La taberna La Montillana es uno de esos sitios de Córdoba donde conviene tomar una copa de vino. Este templo dedicado al culto de los vinos cordobeses y la cocina de calidad, sirve de refugio cuando toca hacer un alto en el camino. En su interior, la elección no será sencilla. La carta de caldos Montilla-Moriles se compone de unas cincuenta referencias, prácticamente todas las bodegas del marco, al menos las principales, están aquí presentes.

La historia del lugar apasiona por sí sola. En los años 40 este local situado junto a la céntrica iglesia de San Miguel, ya era una referencia enológica como despacho de vinos. Su nombre era Vinícola La Montillana y desde esos orígenes fue evolucionando hasta ser en la década de los 70, con otro nombre, sede de una de las tres tertulias con más solera de la cultura local cordobesa.

Y siempre en constante evolución. En 2008 recupera su denominación de La Montillana, con la pasión por los vinos cordobeses como seña de identidad.
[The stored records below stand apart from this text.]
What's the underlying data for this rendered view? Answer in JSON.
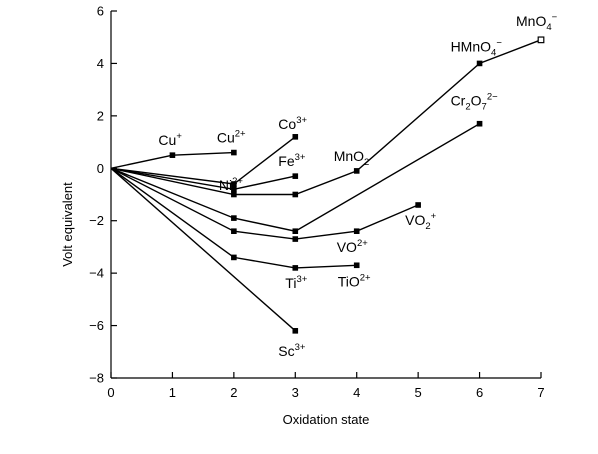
{
  "chart_data": {
    "type": "line",
    "xlabel": "Oxidation state",
    "ylabel": "Volt equivalent",
    "xlim": [
      0,
      7
    ],
    "ylim": [
      -8,
      6
    ],
    "x_ticks": [
      0,
      1,
      2,
      3,
      4,
      5,
      6,
      7
    ],
    "y_ticks": [
      -8,
      -6,
      -4,
      -2,
      0,
      2,
      4,
      6
    ],
    "series": [
      {
        "points": [
          [
            0,
            0
          ],
          [
            1,
            0.5
          ],
          [
            2,
            0.6
          ]
        ]
      },
      {
        "points": [
          [
            0,
            0
          ],
          [
            2,
            -0.6
          ],
          [
            3,
            1.2
          ]
        ]
      },
      {
        "points": [
          [
            0,
            0
          ],
          [
            2,
            -0.8
          ],
          [
            3,
            -0.3
          ]
        ]
      },
      {
        "points": [
          [
            0,
            0
          ],
          [
            2,
            -1.0
          ],
          [
            3,
            -1.0
          ],
          [
            4,
            -0.1
          ],
          [
            6,
            4.0
          ],
          [
            7,
            4.9
          ]
        ]
      },
      {
        "points": [
          [
            0,
            0
          ],
          [
            2,
            -1.9
          ],
          [
            3,
            -2.4
          ],
          [
            6,
            1.7
          ]
        ]
      },
      {
        "points": [
          [
            0,
            0
          ],
          [
            2,
            -2.4
          ],
          [
            3,
            -2.7
          ],
          [
            4,
            -2.4
          ],
          [
            5,
            -1.4
          ]
        ]
      },
      {
        "points": [
          [
            0,
            0
          ],
          [
            2,
            -3.4
          ],
          [
            3,
            -3.8
          ],
          [
            4,
            -3.7
          ]
        ]
      },
      {
        "points": [
          [
            0,
            0
          ],
          [
            3,
            -6.2
          ]
        ]
      }
    ],
    "open_markers": [
      [
        7,
        4.9
      ]
    ],
    "annotations": [
      {
        "base": "Cu",
        "sup": "+",
        "sub": "",
        "x": 1,
        "y": 0.5
      },
      {
        "base": "Cu",
        "sup": "2+",
        "sub": "",
        "x": 2,
        "y": 0.6
      },
      {
        "base": "Co",
        "sup": "3+",
        "sub": "",
        "x": 3,
        "y": 1.2
      },
      {
        "base": "Ni",
        "sup": "2+",
        "sub": "",
        "x": 2,
        "y": -0.6
      },
      {
        "base": "Fe",
        "sup": "3+",
        "sub": "",
        "x": 3,
        "y": -0.3
      },
      {
        "base": "MnO",
        "sup": "",
        "sub": "2",
        "x": 4,
        "y": -0.1
      },
      {
        "base": "HMnO",
        "sup": "−",
        "sub": "4",
        "x": 6,
        "y": 4.0
      },
      {
        "base": "MnO",
        "sup": "−",
        "sub": "4",
        "x": 7,
        "y": 4.9
      },
      {
        "base": "Cr",
        "sup": "2−",
        "sub": "2",
        "mid": "O",
        "sub2": "7",
        "x": 6,
        "y": 1.7
      },
      {
        "base": "VO",
        "sup": "+",
        "sub": "2",
        "x": 5,
        "y": -1.4
      },
      {
        "base": "VO",
        "sup": "2+",
        "sub": "",
        "x": 4,
        "y": -2.4
      },
      {
        "base": "Ti",
        "sup": "3+",
        "sub": "",
        "x": 3,
        "y": -3.8
      },
      {
        "base": "TiO",
        "sup": "2+",
        "sub": "",
        "x": 4,
        "y": -3.7
      },
      {
        "base": "Sc",
        "sup": "3+",
        "sub": "",
        "x": 3,
        "y": -6.2
      }
    ]
  }
}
Todo el personal de la taberna ha recibido formación específica en los vinos de la tierra: visitaron bodegas, conocieron el proceso de la vendimia, estudiaron las características técnicas en el Consejo Regulador. Y todo con el único propósito de acertar con el vino que el cliente necesita en cada momento.

Para esta taberna, los vinos también tienen margen de maniobra a la hora de innovar. Actualmente, comienzan a sugerir los primeros cócteles y sangrías originales hechas a base de variedades de esta denominación de origen. Son los mimbres de un nuevo éxito de La Montillana, que desde el 2012 cada septiembre celebra la Fiesta de la Vendimia de Córdoba en un intento más por difundir en la capital su fe en los Montilla-Moriles.